Leicester City’s miracle provides the cliche’ fictional rags-to-riches sports story, but packs more power, especially if you watched it as it happened. It demonstrated that you don’t have to have the brightest stars or the biggest stadiums to achieve great things. Claudio Ranieri woke up football’s elite with his surprising team and invisible bell.
And Claudio Ranieri is a living example that nice guys do finish first. Tanner quotes Ranieri on the eve of becoming England’s champion,
Once in the life this could happen…that is football…once every 50 years a little team with less money can beat the biggest. Once. Everyone is behind us. There is a good feeling about this story. It is a good story but it is important to finish the story like an American movie, with a happy ending.
On May 1, 2016, Leicester City had the chance to claim the championship at Manchester United with a victory.
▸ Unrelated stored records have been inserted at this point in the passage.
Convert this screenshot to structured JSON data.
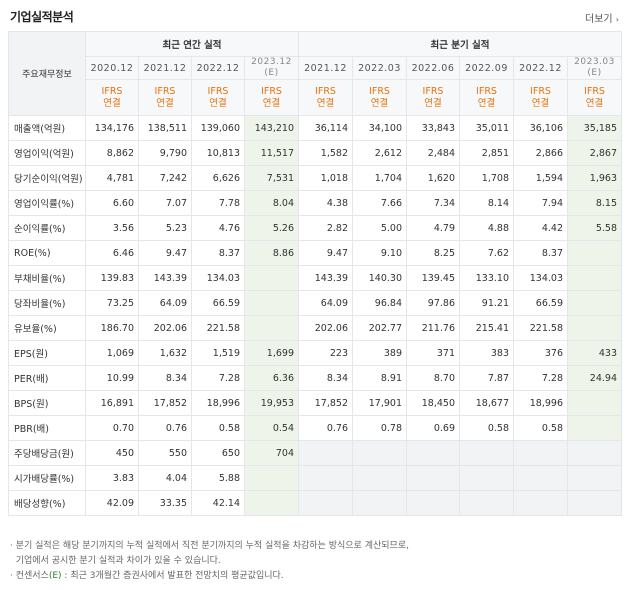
{
  "header": {
    "title": "기업실적분석",
    "more_label": "더보기",
    "more_arrow": "›"
  },
  "table": {
    "item_header": "주요재무정보",
    "group_annual": "최근 연간 실적",
    "group_quarter": "최근 분기 실적",
    "periods": [
      {
        "label": "2020.12",
        "sub": ""
      },
      {
        "label": "2021.12",
        "sub": ""
      },
      {
        "label": "2022.12",
        "sub": ""
      },
      {
        "label": "2023.12",
        "sub": "(E)"
      },
      {
        "label": "2021.12",
        "sub": ""
      },
      {
        "label": "2022.03",
        "sub": ""
      },
      {
        "label": "2022.06",
        "sub": ""
      },
      {
        "label": "2022.09",
        "sub": ""
      },
      {
        "label": "2022.12",
        "sub": ""
      },
      {
        "label": "2023.03",
        "sub": "(E)"
      }
    ],
    "basis": [
      "IFRS\n연결",
      "IFRS\n연결",
      "IFRS\n연결",
      "IFRS\n연결",
      "IFRS\n연결",
      "IFRS\n연결",
      "IFRS\n연결",
      "IFRS\n연결",
      "IFRS\n연결",
      "IFRS\n연결"
    ],
    "rows": [
      {
        "label": "매출액(억원)",
        "values": [
          "134,176",
          "138,511",
          "139,060",
          "143,210",
          "36,114",
          "34,100",
          "33,843",
          "35,011",
          "36,106",
          "35,185"
        ]
      },
      {
        "label": "영업이익(억원)",
        "values": [
          "8,862",
          "9,790",
          "10,813",
          "11,517",
          "1,582",
          "2,612",
          "2,484",
          "2,851",
          "2,866",
          "2,867"
        ]
      },
      {
        "label": "당기순이익(억원)",
        "values": [
          "4,781",
          "7,242",
          "6,626",
          "7,531",
          "1,018",
          "1,704",
          "1,620",
          "1,708",
          "1,594",
          "1,963"
        ]
      },
      {
        "label": "영업이익률(%)",
        "values": [
          "6.60",
          "7.07",
          "7.78",
          "8.04",
          "4.38",
          "7.66",
          "7.34",
          "8.14",
          "7.94",
          "8.15"
        ]
      },
      {
        "label": "순이익률(%)",
        "values": [
          "3.56",
          "5.23",
          "4.76",
          "5.26",
          "2.82",
          "5.00",
          "4.79",
          "4.88",
          "4.42",
          "5.58"
        ]
      },
      {
        "label": "ROE(%)",
        "values": [
          "6.46",
          "9.47",
          "8.37",
          "8.86",
          "9.47",
          "9.10",
          "8.25",
          "7.62",
          "8.37",
          ""
        ]
      },
      {
        "label": "부채비율(%)",
        "values": [
          "139.83",
          "143.39",
          "134.03",
          "",
          "143.39",
          "140.30",
          "139.45",
          "133.10",
          "134.03",
          ""
        ]
      },
      {
        "label": "당좌비율(%)",
        "values": [
          "73.25",
          "64.09",
          "66.59",
          "",
          "64.09",
          "96.84",
          "97.86",
          "91.21",
          "66.59",
          ""
        ]
      },
      {
        "label": "유보율(%)",
        "values": [
          "186.70",
          "202.06",
          "221.58",
          "",
          "202.06",
          "202.77",
          "211.76",
          "215.41",
          "221.58",
          ""
        ]
      },
      {
        "label": "EPS(원)",
        "values": [
          "1,069",
          "1,632",
          "1,519",
          "1,699",
          "223",
          "389",
          "371",
          "383",
          "376",
          "433"
        ]
      },
      {
        "label": "PER(배)",
        "values": [
          "10.99",
          "8.34",
          "7.28",
          "6.36",
          "8.34",
          "8.91",
          "8.70",
          "7.87",
          "7.28",
          "24.94"
        ]
      },
      {
        "label": "BPS(원)",
        "values": [
          "16,891",
          "17,852",
          "18,996",
          "19,953",
          "17,852",
          "17,901",
          "18,450",
          "18,677",
          "18,996",
          ""
        ]
      },
      {
        "label": "PBR(배)",
        "values": [
          "0.70",
          "0.76",
          "0.58",
          "0.54",
          "0.76",
          "0.78",
          "0.69",
          "0.58",
          "0.58",
          ""
        ]
      },
      {
        "label": "주당배당금(원)",
        "values": [
          "450",
          "550",
          "650",
          "704",
          "",
          "",
          "",
          "",
          "",
          ""
        ]
      },
      {
        "label": "시가배당률(%)",
        "values": [
          "3.83",
          "4.04",
          "5.88",
          "",
          "",
          "",
          "",
          "",
          "",
          ""
        ]
      },
      {
        "label": "배당성향(%)",
        "values": [
          "42.09",
          "33.35",
          "42.14",
          "",
          "",
          "",
          "",
          "",
          "",
          ""
        ]
      }
    ]
  },
  "notes": {
    "line1": "· 분기 실적은 해당 분기까지의 누적 실적에서 직전 분기까지의 누적 실적을 차감하는 방식으로 계산되므로,",
    "line2": "  기업에서 공시한 분기 실적과 차이가 있을 수 있습니다.",
    "line3_prefix": "· 컨센서스",
    "line3_e": "(E)",
    "line3_suffix": " : 최근 3개월간 증권사에서 발표한 전망치의 평균값입니다."
  }
}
The Foxes earned a point with a 1-1 draw, forcing Tottenham to win against their London rival, Chelsea, the next night. Tottenham had not won at Stamford Bridge in 26 years, but when Spurs went into the dressing room at halftime with a 2-0 lead, the focus in Leicester City started to sway toward their next home game against Everton.
Then, this happened….
The game progressed, then this happened…
The final minutes couldn’t tick by fast enough for Leicester City fans. When the final whistle blew, the pubs in Leicester City looked liked this…
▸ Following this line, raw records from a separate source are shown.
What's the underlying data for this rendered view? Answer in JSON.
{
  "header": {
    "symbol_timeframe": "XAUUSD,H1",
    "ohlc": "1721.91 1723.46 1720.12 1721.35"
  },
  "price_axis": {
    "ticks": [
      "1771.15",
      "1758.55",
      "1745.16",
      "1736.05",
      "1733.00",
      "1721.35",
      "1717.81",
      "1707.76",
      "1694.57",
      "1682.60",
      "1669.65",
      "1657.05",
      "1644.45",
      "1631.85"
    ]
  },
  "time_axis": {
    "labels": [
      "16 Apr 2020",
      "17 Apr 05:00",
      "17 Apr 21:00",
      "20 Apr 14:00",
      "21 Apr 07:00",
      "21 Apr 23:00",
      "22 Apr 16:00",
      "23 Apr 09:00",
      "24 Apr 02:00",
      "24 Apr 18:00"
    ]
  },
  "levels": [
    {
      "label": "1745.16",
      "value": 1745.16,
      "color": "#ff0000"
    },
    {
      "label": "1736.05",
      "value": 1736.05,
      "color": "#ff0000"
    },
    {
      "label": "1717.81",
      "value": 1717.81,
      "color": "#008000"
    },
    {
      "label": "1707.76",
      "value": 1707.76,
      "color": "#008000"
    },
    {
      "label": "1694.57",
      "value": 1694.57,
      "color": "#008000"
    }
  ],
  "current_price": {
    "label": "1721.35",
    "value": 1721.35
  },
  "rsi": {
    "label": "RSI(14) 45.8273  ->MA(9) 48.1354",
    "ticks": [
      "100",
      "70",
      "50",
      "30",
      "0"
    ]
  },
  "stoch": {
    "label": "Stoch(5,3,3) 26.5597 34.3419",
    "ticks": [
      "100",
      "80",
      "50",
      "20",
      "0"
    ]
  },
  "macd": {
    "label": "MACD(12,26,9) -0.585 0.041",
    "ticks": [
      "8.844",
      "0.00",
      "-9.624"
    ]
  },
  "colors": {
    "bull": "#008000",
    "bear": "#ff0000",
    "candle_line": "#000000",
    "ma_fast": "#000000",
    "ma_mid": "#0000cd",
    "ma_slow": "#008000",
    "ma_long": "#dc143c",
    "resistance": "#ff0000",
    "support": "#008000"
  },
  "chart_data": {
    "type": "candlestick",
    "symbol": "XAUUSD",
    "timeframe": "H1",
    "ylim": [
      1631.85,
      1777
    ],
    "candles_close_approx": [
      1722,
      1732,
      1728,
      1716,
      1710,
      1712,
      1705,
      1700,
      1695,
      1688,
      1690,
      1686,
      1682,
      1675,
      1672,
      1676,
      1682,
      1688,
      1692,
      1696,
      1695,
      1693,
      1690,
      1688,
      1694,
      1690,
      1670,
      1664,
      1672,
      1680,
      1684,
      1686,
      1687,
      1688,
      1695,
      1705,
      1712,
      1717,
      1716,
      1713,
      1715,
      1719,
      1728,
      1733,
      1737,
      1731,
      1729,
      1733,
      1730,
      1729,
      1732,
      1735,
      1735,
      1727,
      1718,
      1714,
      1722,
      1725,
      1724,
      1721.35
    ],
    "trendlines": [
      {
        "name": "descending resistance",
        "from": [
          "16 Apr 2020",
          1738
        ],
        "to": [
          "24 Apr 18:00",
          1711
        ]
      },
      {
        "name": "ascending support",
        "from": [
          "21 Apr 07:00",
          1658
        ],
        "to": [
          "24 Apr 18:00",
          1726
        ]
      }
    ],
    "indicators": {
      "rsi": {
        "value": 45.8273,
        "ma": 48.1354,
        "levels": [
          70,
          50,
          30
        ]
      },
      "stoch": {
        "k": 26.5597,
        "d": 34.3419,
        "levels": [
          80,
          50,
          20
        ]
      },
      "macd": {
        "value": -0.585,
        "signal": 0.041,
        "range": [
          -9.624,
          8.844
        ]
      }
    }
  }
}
And the players? The scene at Jamie Vardy’s house…
Just like an American movie, it had a happy ending.
I would definitely recommend Tanner’s book because his perspective is from the inside as the local journalist who has covered the team. Harris’ account looks to be more observational from the outsiders view, thick with detail, including a summary for all 38 games, and team statistics, which appeals to me as well.
Depending on the bookmaker, the odds of Leicester City winning the 2016-17 English Premiere League championship range from 28-1 to 33-1, and anywhere from 66-1 to 100-1 to win the UEFA Champions League.
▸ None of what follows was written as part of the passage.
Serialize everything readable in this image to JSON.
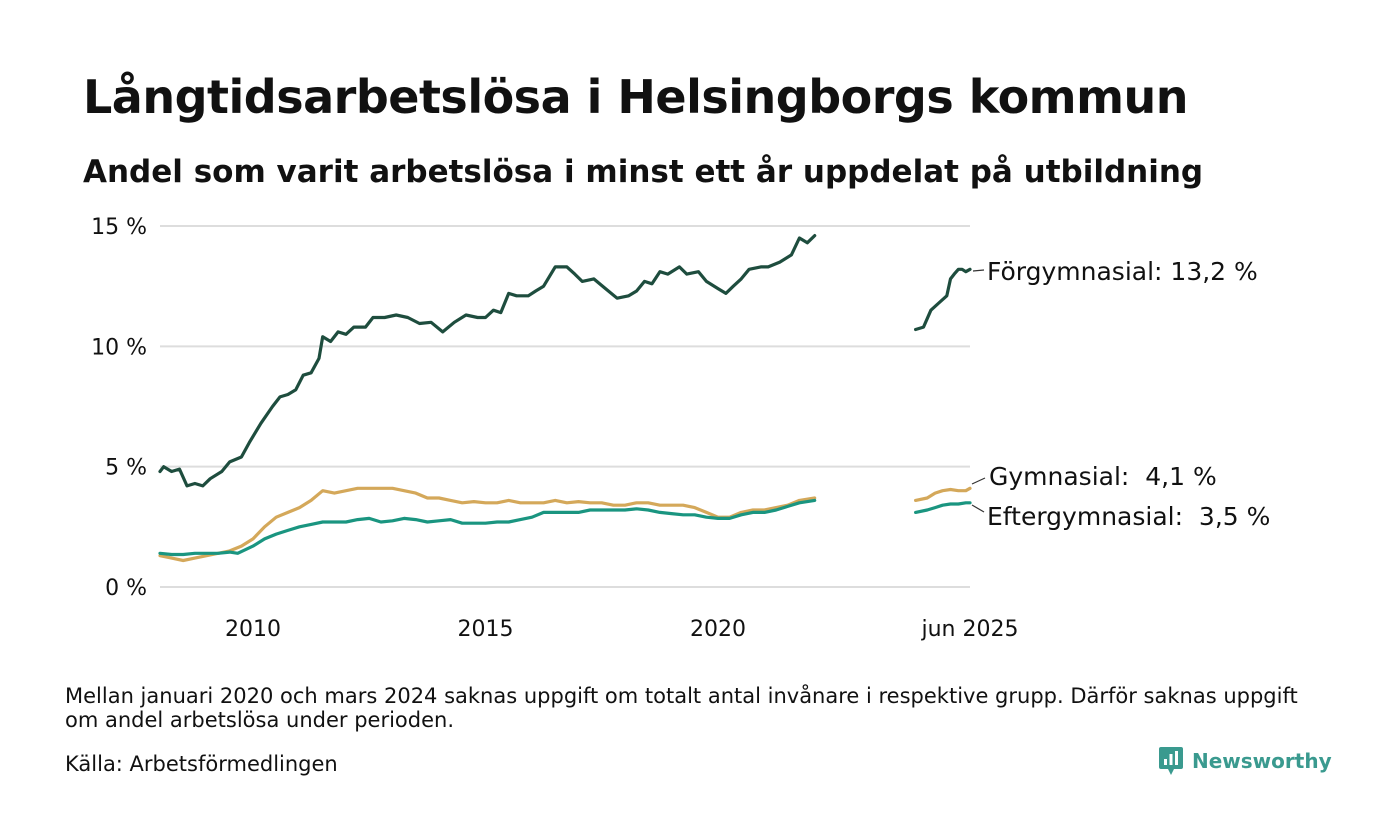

It was great to see Leicester win instead of the likes of Man City, Chelsea, Arsenal (sorry), etc. – p.s. I am (or at least was) a Man Utd fan. As a boy I met Denis Law and got his autograph. Denis was great, even when he played for Man City. 🙂
That’s cool. 🙂
I am relatively new to following the EPL, catching on in the early 2000’s once we hooked up to Dish Network (now we’re with DirecTV). Arsenal became my favorite team because of Thierry Henry and just before they had their undefeated season. Once they had that Invincibles season, I knew it was downhill from there. 🙂
Our fourth-tier team in Detroit hosted FC United of Manchester – the Manchester United protest team owned by former Manchester United supporters. I’ve never been a fan of the Manchester teams, but this one won my heart.
As to Leicester, I watched them in the Community Shield match yesterday. Just like I used to enjoy the skill of Thierry Henry, watching Jamie Vardy score is starting to rank right up there. This guy is focused all 90 minutes of the match, and is a player who makes things happen. Plus, his background and how he finally made it to the EPL is a reflection of his perseverance.
I know they say that you can change your job, change your home, even change your wife, but you never change your football club. But another good season by Vardy and Leicester, and an end to Arsene Wenger at Arsenal could spell a shift in my loyalty in the team I root for in the EPL.